Remix.run Logo
qsort 8 hours ago

A couple of alternative scenarios, although I'm not sure how much stock we should put in them:

- what if at a certain level of capability you're essentially bug-free? I'm somewhat skeptical that this could be the case in a strong sense, because even if you formally prove certain properties, security often crucially depends on the threat model (e.g. side channel attacks, constant-time etc,) but maybe it becomes less of a problem in practice?

- what if past a certain capability threshold weaker models can substitute for stronger ones if you're willing to burn tokens? To make an example with coding, GPT-3 couldn't code at all, so I'd rather have X tokens with say, GPT 5.4, than 100X tokens with GPT-3. But would I rather have X tokens with GPT 5.4 or 100X tokens with GPT 5.2? That's a bit murkier and I could see that you could have some kind of indifference curve.

Leomuck 8 hours ago | parent | next [-]

Honestly, if every software project ran an AI-based security check over their code, the software world would probably be more secure. Of course, there are lots of projects who don't need that, having skilled people behind it, but we've seen many popular software projects (even by big companies) who didn't care at all. So even a basic model would find issues.

Also, I find myself thinking more and more that the ability to pay for tokens is becoming crucial. And it's unfair. If you don't have money, you don't have access. Somehow, a worsening of class conflicts. If you know what I mean.

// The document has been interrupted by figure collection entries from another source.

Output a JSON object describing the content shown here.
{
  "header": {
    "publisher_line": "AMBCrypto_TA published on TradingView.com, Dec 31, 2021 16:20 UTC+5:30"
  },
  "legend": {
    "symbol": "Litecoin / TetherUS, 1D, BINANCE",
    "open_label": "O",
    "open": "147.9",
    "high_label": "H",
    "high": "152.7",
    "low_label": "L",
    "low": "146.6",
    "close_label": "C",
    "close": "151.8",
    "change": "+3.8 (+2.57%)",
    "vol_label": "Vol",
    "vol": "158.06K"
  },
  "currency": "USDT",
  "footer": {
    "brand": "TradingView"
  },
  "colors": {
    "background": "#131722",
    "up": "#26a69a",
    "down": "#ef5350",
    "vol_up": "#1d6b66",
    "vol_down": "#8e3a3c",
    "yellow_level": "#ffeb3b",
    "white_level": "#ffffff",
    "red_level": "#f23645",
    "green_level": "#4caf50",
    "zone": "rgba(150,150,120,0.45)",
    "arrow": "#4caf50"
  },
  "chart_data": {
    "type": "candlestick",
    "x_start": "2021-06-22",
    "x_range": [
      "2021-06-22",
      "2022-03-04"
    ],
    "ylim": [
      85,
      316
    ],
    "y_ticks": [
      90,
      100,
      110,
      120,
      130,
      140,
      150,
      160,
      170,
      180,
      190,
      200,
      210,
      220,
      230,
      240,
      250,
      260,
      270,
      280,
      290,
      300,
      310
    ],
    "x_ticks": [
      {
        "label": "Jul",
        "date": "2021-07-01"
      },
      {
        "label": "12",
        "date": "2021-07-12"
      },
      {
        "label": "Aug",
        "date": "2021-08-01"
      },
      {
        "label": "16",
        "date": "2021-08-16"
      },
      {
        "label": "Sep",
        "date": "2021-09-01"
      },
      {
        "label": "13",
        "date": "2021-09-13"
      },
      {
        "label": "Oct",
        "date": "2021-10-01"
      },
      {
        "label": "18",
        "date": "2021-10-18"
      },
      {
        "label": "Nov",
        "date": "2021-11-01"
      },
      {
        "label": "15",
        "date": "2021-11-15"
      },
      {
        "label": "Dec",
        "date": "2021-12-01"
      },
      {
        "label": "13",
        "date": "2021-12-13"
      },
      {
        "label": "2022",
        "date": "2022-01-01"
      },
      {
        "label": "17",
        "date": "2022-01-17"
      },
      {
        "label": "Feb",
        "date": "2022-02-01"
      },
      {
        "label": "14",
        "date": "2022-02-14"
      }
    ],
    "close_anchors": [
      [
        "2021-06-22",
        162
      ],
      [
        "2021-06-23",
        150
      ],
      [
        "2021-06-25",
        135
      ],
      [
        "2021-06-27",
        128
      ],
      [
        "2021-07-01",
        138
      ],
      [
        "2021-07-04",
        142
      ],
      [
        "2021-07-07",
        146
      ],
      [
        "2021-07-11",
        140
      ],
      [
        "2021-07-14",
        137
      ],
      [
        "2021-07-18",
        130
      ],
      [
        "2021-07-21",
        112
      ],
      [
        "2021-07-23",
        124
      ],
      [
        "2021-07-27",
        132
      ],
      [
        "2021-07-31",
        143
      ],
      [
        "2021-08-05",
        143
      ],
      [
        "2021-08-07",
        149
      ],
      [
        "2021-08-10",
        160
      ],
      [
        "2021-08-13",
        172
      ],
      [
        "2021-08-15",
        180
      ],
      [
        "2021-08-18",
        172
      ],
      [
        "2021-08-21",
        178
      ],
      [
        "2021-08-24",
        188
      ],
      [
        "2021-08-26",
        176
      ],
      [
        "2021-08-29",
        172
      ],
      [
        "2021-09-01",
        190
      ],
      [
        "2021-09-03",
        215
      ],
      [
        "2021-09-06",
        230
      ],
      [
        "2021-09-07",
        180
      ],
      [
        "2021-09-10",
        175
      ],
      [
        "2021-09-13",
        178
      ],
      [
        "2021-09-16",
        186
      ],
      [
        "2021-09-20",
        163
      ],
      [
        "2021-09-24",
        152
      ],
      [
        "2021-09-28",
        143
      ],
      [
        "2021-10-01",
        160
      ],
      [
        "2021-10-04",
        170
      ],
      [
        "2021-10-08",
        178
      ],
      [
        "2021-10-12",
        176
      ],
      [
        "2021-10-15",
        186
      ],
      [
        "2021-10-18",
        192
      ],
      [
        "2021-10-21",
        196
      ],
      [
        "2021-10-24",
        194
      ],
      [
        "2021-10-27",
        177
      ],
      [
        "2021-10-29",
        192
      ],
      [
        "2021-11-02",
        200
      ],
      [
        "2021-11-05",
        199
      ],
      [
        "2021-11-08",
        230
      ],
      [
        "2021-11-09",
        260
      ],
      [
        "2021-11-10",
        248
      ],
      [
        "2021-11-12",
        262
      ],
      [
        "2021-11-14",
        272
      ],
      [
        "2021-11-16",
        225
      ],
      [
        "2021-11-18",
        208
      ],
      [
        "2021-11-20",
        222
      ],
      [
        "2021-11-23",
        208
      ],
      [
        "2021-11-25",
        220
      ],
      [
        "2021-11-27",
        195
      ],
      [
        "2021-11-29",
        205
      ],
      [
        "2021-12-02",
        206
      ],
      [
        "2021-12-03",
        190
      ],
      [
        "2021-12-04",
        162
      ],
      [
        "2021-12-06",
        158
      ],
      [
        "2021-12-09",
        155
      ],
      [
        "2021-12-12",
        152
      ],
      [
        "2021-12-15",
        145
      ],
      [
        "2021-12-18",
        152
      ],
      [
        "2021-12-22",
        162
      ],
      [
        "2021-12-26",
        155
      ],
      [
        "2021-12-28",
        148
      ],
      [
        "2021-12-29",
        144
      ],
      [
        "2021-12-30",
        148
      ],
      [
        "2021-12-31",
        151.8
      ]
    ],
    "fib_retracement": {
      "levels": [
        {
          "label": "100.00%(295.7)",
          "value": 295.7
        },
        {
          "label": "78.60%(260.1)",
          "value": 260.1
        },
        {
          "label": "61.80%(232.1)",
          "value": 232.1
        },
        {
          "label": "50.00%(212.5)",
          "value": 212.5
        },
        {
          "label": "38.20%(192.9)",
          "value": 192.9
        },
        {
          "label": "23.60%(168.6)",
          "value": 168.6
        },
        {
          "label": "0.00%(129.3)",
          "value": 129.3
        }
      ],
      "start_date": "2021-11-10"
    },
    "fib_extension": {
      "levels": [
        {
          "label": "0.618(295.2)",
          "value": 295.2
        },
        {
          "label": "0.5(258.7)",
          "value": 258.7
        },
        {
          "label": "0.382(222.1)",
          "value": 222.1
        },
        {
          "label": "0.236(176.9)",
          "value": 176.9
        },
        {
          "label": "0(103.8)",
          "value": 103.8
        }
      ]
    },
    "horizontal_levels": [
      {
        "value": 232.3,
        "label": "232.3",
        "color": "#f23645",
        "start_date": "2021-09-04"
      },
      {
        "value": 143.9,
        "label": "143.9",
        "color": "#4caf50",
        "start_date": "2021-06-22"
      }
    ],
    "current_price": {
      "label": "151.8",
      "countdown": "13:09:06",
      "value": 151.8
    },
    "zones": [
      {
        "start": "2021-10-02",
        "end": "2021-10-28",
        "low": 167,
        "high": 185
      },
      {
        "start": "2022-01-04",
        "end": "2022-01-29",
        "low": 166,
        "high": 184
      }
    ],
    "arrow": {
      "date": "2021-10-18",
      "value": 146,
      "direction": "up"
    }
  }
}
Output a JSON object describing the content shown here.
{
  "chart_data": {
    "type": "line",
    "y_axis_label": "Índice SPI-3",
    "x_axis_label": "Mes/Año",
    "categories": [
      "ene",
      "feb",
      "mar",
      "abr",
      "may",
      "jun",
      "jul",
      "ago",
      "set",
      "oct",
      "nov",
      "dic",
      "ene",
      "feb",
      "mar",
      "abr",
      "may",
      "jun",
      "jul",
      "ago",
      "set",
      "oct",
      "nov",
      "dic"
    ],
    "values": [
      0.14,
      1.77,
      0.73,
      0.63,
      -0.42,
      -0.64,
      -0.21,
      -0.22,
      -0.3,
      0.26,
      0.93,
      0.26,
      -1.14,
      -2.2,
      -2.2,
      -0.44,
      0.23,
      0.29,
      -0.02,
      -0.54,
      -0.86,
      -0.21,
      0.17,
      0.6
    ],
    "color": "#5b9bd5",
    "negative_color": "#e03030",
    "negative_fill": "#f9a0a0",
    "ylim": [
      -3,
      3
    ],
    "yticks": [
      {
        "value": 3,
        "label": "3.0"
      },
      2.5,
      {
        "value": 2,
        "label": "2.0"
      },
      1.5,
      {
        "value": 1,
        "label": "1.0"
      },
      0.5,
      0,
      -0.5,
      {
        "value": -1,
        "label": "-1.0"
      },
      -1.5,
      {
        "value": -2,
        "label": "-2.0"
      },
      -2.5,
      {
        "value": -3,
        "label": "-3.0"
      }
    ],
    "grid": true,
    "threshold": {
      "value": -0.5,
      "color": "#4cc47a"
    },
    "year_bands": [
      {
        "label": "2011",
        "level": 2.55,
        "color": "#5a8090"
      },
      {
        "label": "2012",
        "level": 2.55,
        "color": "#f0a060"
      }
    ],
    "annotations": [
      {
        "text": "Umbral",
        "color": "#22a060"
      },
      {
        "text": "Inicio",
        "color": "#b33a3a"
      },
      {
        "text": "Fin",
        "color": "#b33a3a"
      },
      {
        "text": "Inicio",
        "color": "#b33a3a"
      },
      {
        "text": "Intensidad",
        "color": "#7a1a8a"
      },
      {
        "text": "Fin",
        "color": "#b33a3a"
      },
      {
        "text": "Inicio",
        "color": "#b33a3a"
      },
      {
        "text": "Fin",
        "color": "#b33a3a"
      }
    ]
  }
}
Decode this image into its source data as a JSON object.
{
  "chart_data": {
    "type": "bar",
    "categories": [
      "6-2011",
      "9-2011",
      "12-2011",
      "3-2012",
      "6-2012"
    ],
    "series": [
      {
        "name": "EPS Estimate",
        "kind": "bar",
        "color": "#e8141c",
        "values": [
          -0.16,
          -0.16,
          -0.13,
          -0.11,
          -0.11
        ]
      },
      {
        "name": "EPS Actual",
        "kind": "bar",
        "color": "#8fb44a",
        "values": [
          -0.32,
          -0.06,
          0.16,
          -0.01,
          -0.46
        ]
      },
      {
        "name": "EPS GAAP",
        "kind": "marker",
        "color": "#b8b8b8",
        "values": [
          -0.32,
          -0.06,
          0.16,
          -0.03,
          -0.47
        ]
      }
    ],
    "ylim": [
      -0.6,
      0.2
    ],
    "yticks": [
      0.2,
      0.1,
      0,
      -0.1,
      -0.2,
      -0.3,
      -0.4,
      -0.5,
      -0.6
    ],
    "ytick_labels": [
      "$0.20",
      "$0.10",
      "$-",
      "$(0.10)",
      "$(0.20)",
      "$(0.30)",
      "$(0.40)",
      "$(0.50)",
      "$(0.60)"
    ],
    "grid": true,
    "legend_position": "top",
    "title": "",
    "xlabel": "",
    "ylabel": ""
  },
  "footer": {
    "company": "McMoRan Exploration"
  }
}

serial_dev 8 hours ago | parent [-]

Not only that, even if you would like to pay, the best model providers could decide any day that they want to save on cost, so they nerf the responses. Then you shipping on time is at the mercy of these companies.

If you spend months shipping slop, because “models will get better and tomorrow’s models can fix me today’s slop”, what happens when they not only do not get better, but actually get worse, and you are left with a bunch of slop you don’t understand and your problem solving muscles gotten weak?

Leomuck 6 hours ago | parent [-]

Good point indeed! I've been feeling Claude Code has gotten worse for a while now, read many articles on it, overall probably due to cost saving. But if you set your things up to depend on it, that becomes a huge issue.

nine_k 7 hours ago | parent | prev [-]

> essentially bug-free

I would say that most software is going to have few easily exploitable bugs. Presence of such bugs will immediately cost more than having them discovered and fixed.

Other bugs, those that do not lead to easy pwning of a system, circumventing billing, etc, may linger as much as they currently do.